Updated on June 04, 2022

Comments

  • arbales
    arbales almost 2 years

    I'm building a daemon that will help me manage my server(s). Webmin works fine, as does just opening a shell to the server, but I'd prefer to be able to control server operations from a UI I design, and also expose some functionality to end users.

    The daemon will pick up actions from a queue and execute them. However, since I'll be accepting input from users, I want to make sure they're not permitted to inject something dangerous into a privileged shell command.

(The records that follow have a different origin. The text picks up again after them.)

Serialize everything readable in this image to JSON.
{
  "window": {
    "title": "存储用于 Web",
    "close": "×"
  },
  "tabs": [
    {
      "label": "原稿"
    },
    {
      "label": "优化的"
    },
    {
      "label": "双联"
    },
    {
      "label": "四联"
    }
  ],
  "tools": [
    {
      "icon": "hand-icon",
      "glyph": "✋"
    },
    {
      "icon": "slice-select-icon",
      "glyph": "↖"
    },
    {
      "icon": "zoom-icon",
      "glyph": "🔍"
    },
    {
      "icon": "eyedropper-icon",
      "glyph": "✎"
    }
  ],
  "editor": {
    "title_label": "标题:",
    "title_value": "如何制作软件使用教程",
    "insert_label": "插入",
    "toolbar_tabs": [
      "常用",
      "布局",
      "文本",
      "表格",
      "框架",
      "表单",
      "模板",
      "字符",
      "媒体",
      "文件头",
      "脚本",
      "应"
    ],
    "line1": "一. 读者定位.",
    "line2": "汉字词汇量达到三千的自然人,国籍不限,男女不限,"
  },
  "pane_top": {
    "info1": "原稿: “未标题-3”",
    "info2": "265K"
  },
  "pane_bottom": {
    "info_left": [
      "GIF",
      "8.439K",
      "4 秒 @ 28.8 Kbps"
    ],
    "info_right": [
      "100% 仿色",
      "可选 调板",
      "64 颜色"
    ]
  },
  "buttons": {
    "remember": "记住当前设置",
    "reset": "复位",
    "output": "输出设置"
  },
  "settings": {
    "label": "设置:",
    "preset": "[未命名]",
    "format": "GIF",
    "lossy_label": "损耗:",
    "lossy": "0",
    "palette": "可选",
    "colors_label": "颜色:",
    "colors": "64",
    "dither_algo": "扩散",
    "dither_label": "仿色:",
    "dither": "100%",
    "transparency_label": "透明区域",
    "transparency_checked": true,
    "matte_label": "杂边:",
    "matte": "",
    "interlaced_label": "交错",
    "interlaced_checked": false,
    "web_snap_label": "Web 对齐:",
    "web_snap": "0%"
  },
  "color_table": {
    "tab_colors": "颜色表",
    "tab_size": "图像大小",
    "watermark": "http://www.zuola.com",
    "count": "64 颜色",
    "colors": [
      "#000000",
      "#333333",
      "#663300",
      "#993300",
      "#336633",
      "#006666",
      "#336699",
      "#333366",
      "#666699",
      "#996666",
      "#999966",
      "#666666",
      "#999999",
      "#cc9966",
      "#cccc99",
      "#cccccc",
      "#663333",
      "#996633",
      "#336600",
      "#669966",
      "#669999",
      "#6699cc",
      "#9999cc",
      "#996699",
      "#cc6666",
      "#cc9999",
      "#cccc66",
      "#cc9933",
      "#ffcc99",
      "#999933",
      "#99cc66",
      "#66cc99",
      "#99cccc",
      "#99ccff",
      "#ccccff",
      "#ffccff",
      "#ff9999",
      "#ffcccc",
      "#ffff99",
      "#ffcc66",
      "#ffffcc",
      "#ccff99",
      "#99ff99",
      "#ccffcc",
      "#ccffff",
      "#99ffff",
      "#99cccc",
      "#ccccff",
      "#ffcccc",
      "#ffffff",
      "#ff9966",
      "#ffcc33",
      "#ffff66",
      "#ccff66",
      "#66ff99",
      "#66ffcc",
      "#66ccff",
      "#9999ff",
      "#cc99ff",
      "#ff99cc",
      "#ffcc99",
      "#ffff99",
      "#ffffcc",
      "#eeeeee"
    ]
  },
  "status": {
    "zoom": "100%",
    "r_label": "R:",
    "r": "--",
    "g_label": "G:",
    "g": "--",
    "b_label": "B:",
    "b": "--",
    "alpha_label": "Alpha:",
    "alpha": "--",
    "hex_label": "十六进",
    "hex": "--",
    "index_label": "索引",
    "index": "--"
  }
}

    Here's a fragment that exemplifies my problem:

    def perform
      system "usermod -p #{@options['shadow']} #{@options['username']}"
    end
    

    A gist that explains more: https://gist.github.com/773292

    I'm not positive if typical escaping and sanitizing of inputs is enough for this case, and being a designer, I don't have a ton of security-related experience. I know that this is something that should probably be obvious to me, but its not!

    How can I ensure that the web application that will create and serialize the actions can't pass dangerous text into the privileged process that receives the actions?

    Thanks for the help
    arb

  • arbales
    arbales over 13 years
    so, let's say if I exposed this class, completely unfiltered (I won't) to an end user, and they provided a shadow hash and then "username; rm -rf /" as the username — this wouldn't have the effect of obliterating /
  • cam
    cam over 13 years
    Correct. The arguments are passed directly to the executed program. You can verify this by yourself. Try running ruby -e 'system *W(ls -l foo; rm -rf /)'
  • arbales
    arbales over 13 years
    ah, well great. It does make perfect sense. I think I have this thought that ensuring an application is secure must naturally be harder than it is, harder than simple steps and facts, as if there exists a dangerous edge case for everything. This is likely because I've never read / learned very much about it.
  • Stuart Nelson
    Stuart Nelson almost 11 years
    this also has the added benefit of using system calls, instead of making the calls through bash and then to the system (saves a little overhead on top of the sanitization)
  • Daniel Le
    Daniel Le over 2 years
    The example given by above should read ruby -e 'system *%w(ls -l foo; rm -rf /)' instead.